Honeywell_round_thermostat

In looking at what is available on the market, I have been trying to categorise the different types of controller and what they offer. To begin at the beginning, there was a boiler connected to radiators fitted with manual valves and a simple mechanical thermostat on the wall to turn the boiler on and off. Unless the user spent considerable effort adjusting radiators and the boiler this was very wasteful of energy.

Then the next level of sophistication is a timeswitch to override the thermostat when heating is not required but this still relied on manual control of the individual radiators if the user could be bothered.

Then comes the TRV, which allows different rooms to be controlled individually. This takes away a lot of the pain of trying to balance the radiators to stop one room overheating while another is still warming.

None of this is particularly ‘smart’, just mechanical switches and valves. So the next stage in to introduce electronic, wireless timeswitches that allow remote access from a smartphone or other device. These may even look up weather forecasts from the internet to modify the times and temperatures the boiler runs at. But the rooms themselves are still controlled by the mechanical TRVs. There are programmable eTRVs but these often talk neither to the controller nor the boiler. Some will detect an open window with an additional sensor or one built in, but can’t tell if the room is occupied or not.
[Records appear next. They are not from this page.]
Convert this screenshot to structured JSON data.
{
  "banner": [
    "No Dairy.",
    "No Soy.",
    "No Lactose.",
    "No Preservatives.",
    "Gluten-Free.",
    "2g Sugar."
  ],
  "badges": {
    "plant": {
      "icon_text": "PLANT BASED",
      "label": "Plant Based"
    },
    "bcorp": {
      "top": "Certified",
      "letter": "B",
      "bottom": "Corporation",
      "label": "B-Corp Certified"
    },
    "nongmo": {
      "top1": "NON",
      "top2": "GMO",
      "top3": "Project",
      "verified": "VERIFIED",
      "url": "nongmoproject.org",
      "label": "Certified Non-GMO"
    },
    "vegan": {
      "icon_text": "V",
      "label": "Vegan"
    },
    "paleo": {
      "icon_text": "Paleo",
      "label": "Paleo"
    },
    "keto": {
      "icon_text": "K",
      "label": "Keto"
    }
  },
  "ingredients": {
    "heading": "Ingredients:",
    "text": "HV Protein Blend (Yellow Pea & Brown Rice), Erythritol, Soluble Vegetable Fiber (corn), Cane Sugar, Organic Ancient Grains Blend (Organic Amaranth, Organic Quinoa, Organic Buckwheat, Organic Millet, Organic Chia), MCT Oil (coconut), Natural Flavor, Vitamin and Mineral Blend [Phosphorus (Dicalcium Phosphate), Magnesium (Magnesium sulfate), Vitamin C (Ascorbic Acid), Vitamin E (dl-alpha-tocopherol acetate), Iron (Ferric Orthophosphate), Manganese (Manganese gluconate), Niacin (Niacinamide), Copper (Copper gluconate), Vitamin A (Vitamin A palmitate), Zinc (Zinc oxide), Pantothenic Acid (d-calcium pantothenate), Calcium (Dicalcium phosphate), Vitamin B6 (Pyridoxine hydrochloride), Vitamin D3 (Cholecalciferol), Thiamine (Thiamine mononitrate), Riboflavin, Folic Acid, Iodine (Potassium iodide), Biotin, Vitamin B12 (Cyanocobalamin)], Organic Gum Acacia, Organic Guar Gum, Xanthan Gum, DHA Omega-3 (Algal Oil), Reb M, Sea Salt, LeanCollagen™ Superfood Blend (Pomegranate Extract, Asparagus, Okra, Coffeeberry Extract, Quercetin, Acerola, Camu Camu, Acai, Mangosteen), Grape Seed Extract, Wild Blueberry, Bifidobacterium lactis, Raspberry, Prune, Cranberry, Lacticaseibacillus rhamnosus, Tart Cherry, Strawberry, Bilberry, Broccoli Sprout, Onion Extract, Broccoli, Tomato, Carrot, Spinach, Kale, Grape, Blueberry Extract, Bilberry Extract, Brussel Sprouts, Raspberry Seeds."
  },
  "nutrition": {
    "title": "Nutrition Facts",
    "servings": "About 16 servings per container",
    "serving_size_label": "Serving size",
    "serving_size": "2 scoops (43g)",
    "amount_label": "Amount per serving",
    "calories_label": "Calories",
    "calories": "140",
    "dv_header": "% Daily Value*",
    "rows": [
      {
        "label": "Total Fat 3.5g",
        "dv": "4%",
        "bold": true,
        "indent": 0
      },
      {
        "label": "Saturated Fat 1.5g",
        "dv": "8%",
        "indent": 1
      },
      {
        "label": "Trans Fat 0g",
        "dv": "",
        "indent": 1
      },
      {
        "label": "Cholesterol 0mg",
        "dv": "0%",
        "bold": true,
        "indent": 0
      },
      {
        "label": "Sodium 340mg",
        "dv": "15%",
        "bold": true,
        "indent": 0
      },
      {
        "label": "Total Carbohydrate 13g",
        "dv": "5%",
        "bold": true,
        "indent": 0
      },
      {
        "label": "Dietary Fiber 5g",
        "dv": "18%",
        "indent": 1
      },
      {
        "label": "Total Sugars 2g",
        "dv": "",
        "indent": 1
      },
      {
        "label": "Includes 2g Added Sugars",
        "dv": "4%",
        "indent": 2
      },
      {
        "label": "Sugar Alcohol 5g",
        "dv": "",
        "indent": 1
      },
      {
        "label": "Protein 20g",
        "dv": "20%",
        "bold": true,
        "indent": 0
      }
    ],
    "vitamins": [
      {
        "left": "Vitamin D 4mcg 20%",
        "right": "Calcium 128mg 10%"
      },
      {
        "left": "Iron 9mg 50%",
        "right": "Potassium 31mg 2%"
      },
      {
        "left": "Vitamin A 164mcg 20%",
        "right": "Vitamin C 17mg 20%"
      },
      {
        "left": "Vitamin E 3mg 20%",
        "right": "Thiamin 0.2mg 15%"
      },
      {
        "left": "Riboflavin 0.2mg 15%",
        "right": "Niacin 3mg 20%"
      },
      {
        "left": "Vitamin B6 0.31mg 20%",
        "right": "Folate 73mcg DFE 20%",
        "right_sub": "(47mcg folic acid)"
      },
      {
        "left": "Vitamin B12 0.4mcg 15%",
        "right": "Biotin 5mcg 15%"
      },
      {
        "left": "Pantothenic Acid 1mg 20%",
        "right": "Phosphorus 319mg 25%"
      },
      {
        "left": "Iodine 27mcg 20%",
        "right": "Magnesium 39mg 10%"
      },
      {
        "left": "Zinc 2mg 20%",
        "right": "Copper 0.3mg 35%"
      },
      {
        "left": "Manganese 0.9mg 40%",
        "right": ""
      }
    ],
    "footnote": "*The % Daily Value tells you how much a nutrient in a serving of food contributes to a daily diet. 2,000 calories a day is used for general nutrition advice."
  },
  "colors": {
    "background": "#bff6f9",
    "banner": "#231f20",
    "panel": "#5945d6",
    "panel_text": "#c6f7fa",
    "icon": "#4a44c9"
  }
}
So, to my mind a truly ‘smart’ controller needs to do three things:

  1. Detect the rooms that need heating and follow some heuristic to determine the appropriate temperature.
  2. Command the eTRV to set the radiator to the appropriate temperature.
  3. Control the boiler to provide sufficient heating for the demand from the radiators. (Can include weather compensation to keep boiler at optimum efficiency.)

These are all fine, but in practice the user will be forever walking into unheated rooms and have to wait while the radiator warms up. So we need either a time machine to anticipate where the user will be in half an hour’s time, or the system will need to learn patterns of occupancy and have a sensible setback temperature to stop frequently used rooms from becoming too cold.

Having established these criteria I shall endeavour to categorise various products. From what I have seen of the project so far, the OpenTRV system appears to be getting the closest to the ideal.